Here I describe a systematic process for the formulation of a-priori functional effects groupings for use in BDEF experiments, illustrated with a worked example. It builds upon the work of Roscher et al. (2004) and the use of functional diversity measures (e.g. Petchey & Gaston 2002) to produce a scheme that allows for both rigorous hypothesis testing and continuous trait based approaches to explain function (e.g. Dìaz et al. 2007b). In this method the functions of interest and the species pool are defined, appropriate species traits are selected for measurement and a dendrogram of species is constructed, segregated by cluster analysis. The species groups returned by the dendrogram should show similar within-group relationships to the chosen functions, thus allowing for clear and testable predictions for the effect that they have on ecosystem function. A forerunner to our approach is that employed in the Jena experiment, a long-term field study that used customised functional groups to predict the role of functional diversity in a grassland with respect to a wide range of ecosystem functions, properties and services (Roscher, 2004).
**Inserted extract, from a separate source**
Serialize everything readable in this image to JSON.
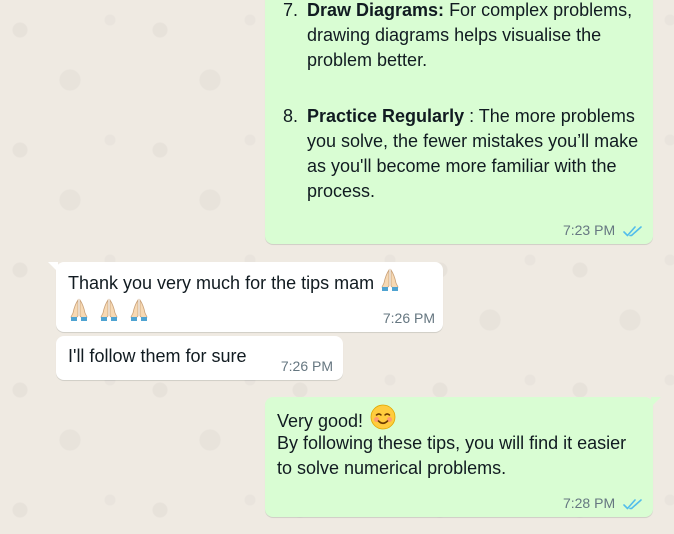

Their clustering method for various reasons, (including the double weighting of the nitrogen fixation trait), produced groupings that closely align with the GFL classification. Such approaches have also often used morphological traits, such as plant height and leaf size, but lack a clear hypothesised link to most ecosystem functions.

My approach to grouping species has been refined from clustering strategies that originally sought to describe plant life history (Raunkiaer 1934), habitat preferences (Ellenberg et al. 1991) and life history strategies (Grime 1988). I offer this process as a successor to these studies, aiming to group species into the most functionally homogeneous clusters possible, disregarding taxonomic, life history and morphological associations. In doing so I acknowledge that this approach is more suitable for explaining biogeochemical processes than functions based upon co-evolved species interactions (e.g. pollination) or interactions with ecosystem physiognomy (e.g. those involving habitat selection). I illustrate our approach with an example of a field experiment investigating the modification of plant functional diversity on the nitrogen and water cycles of a grassland ecosystem affected by climate change. My example focuses on plant traits and terrestrial ecosystems, but the

process should be applicable to a wide range of systems. I also discuss the pitfalls and advances that such an approach offers, with consideration given to potential problems, such as a lack of empirical evidence for trait-function linkages.